We started investigating for them, and started out looking for issues with access control, as it’s the most likely culprit, but in this case it wasn’t.  We tracked it down to a cPanel update overwriting a configuration file when an update was applied a few days earlier.

When the server had initially been setup by a 3rd party they had enabled mod_evasive using EasyApache and then edited the module configuration file:

/etc/apache2/conf.modules.d/300-mod_evasive.conf

and changed the cPanel defaults from:

DOSHashTableSize    3097
DOSPageCount        4
DOSSiteCount        100

to:

DOSHashTableSize    12289
DOSPageCount        128
DOSSiteCount        512

The reason for the changes are because site makes extensive use of AJAX to load data in the background, so 100 requests in a 2 second period (the cPanel default) or 4 requests for the same AJAX endpoint in 2s were nowhere near enough and users were getting blocked for 10s at a time.

At some point, cPanel will always overwrite configuration files if you edit them, although in this instance it had remained unchanged since the server was setup 20 months earlier, so they had a good run.

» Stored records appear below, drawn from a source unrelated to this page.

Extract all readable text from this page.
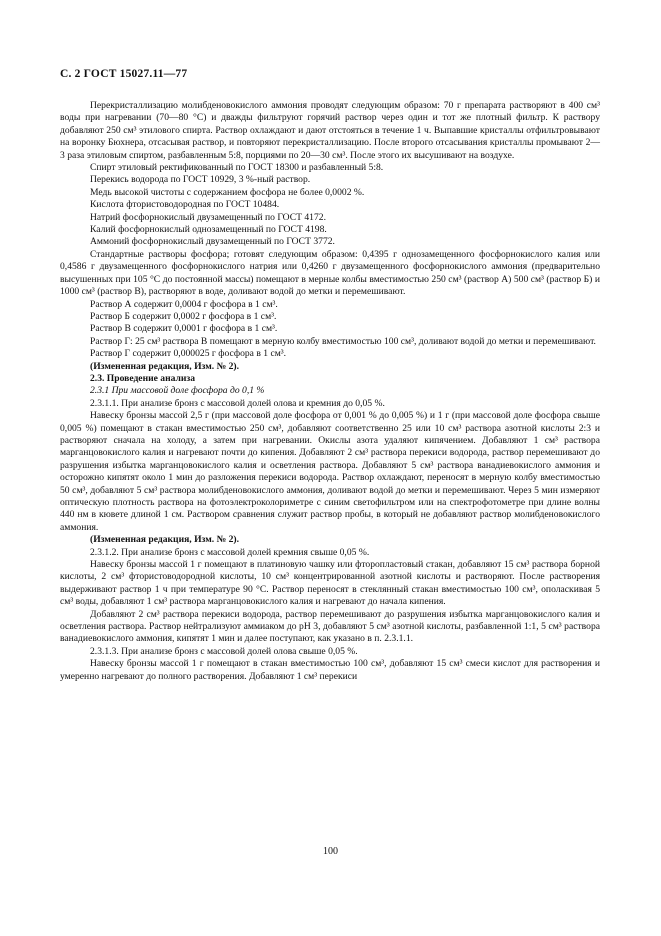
С. 2 ГОСТ 15027.11—77

Перекристаллизацию молибденовокислого аммония проводят следующим образом: 70 г препарата растворяют в 400 см³ воды при нагревании (70—80 °С) и дважды фильтруют горячий раствор через один и тот же плотный фильтр. К раствору добавляют 250 см³ этилового спирта. Раствор охлаждают и дают отстояться в течение 1 ч. Выпавшие кристаллы отфильтровывают на воронку Бюхнера, отсасывая раствор, и повторяют перекристаллизацию. После второго отсасывания кристаллы промывают 2—3 раза этиловым спиртом, разбавленным 5:8, порциями по 20—30 см³. После этого их высушивают на воздухе.

Спирт этиловый ректификованный по ГОСТ 18300 и разбавленный 5:8.

Перекись водорода по ГОСТ 10929, 3 %-ный раствор.

Медь высокой чистоты с содержанием фосфора не более 0,0002 %.

Кислота фтористоводородная по ГОСТ 10484.

Натрий фосфорнокислый двузамещенный по ГОСТ 4172.

Калий фосфорнокислый однозамещенный по ГОСТ 4198.

Аммоний фосфорнокислый двузамещенный по ГОСТ 3772.

Стандартные растворы фосфора; готовят следующим образом: 0,4395 г однозамещенного фосфорнокислого калия или 0,4586 г двузамещенного фосфорнокислого натрия или 0,4260 г двузамещенного фосфорнокислого аммония (предварительно высушенных при 105 °С до постоянной массы) помещают в мерные колбы вместимостью 250 см³ (раствор А) 500 см³ (раствор Б) и 1000 см³ (раствор В), растворяют в воде, доливают водой до метки и перемешивают.

Раствор А содержит 0,0004 г фосфора в 1 см³.

Раствор Б содержит 0,0002 г фосфора в 1 см³.

Раствор В содержит 0,0001 г фосфора в 1 см³.

Раствор Г: 25 см³ раствора В помещают в мерную колбу вместимостью 100 см³, доливают водой до метки и перемешивают.

Раствор Г содержит 0,000025 г фосфора в 1 см³.

(Измененная редакция, Изм. № 2).

2.3. Проведение анализа

2.3.1 При массовой доле фосфора до 0,1 %

2.3.1.1. При анализе бронз с массовой долей олова и кремния до 0,05 %.

Навеску бронзы массой 2,5 г (при массовой доле фосфора от 0,001 % до 0,005 %) и 1 г (при массовой доле фосфора свыше 0,005 %) помещают в стакан вместимостью 250 см³, добавляют соответственно 25 или 10 см³ раствора азотной кислоты 2:3 и растворяют сначала на холоду, а затем при нагревании. Окислы азота удаляют кипячением. Добавляют 1 см³ раствора марганцовокислого калия и нагревают почти до кипения. Добавляют 2 см³ раствора перекиси водорода, раствор перемешивают до разрушения избытка марганцовокислого калия и осветления раствора. Добавляют 5 см³ раствора ванадиевокислого аммония и осторожно кипятят около 1 мин до разложения перекиси водорода. Раствор охлаждают, переносят в мерную колбу вместимостью 50 см³, добавляют 5 см³ раствора молибденовокислого аммония, доливают водой до метки и перемешивают. Через 5 мин измеряют оптическую плотность раствора на фотоэлектроколориметре с синим светофильтром или на спектрофотометре при длине волны 440 нм в кювете длиной 1 см. Раствором сравнения служит раствор пробы, в который не добавляют раствор молибденовокислого аммония.

(Измененная редакция, Изм. № 2).

2.3.1.2. При анализе бронз с массовой долей кремния свыше 0,05 %.

Навеску бронзы массой 1 г помещают в платиновую чашку или фторопластовый стакан, добавляют 15 см³ раствора борной кислоты, 2 см³ фтористоводородной кислоты, 10 см³ концентрированной азотной кислоты и растворяют. После растворения выдерживают раствор 1 ч при температуре 90 °С. Раствор переносят в стеклянный стакан вместимостью 100 см³, ополаскивая 5 см³ воды, добавляют 1 см³ раствора марганцовокислого калия и нагревают до начала кипения.

Добавляют 2 см³ раствора перекиси водорода, раствор перемешивают до разрушения избытка марганцовокислого калия и осветления раствора. Раствор нейтрализуют аммиаком до рН 3, добавляют 5 см³ азотной кислоты, разбавленной 1:1, 5 см³ раствора ванадиевокислого аммония, кипятят 1 мин и далее поступают, как указано в п. 2.3.1.1.

2.3.1.3. При анализе бронз с массовой долей олова свыше 0,05 %.

Навеску бронзы массой 1 г помещают в стакан вместимостью 100 см³, добавляют 15 см³ смеси кислот для растворения и умеренно нагревают до полного растворения. Добавляют 1 см³ перекиси

100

We fixed the issue by putting the settings in to the cPanel provided /etc/apache2/conf.d/includes/pre_virtualhost_global.conf file (also editable from WHM) which means that barring anything going badly wrong with cPanel, the changes will persist through updates:

<IfModule mod_evasive24.c>
    DOSHashTableSize    12289
    DOSPageCount        128
    DOSSiteCount        512
</IfModule>

Once again, users were able to use the application without issues.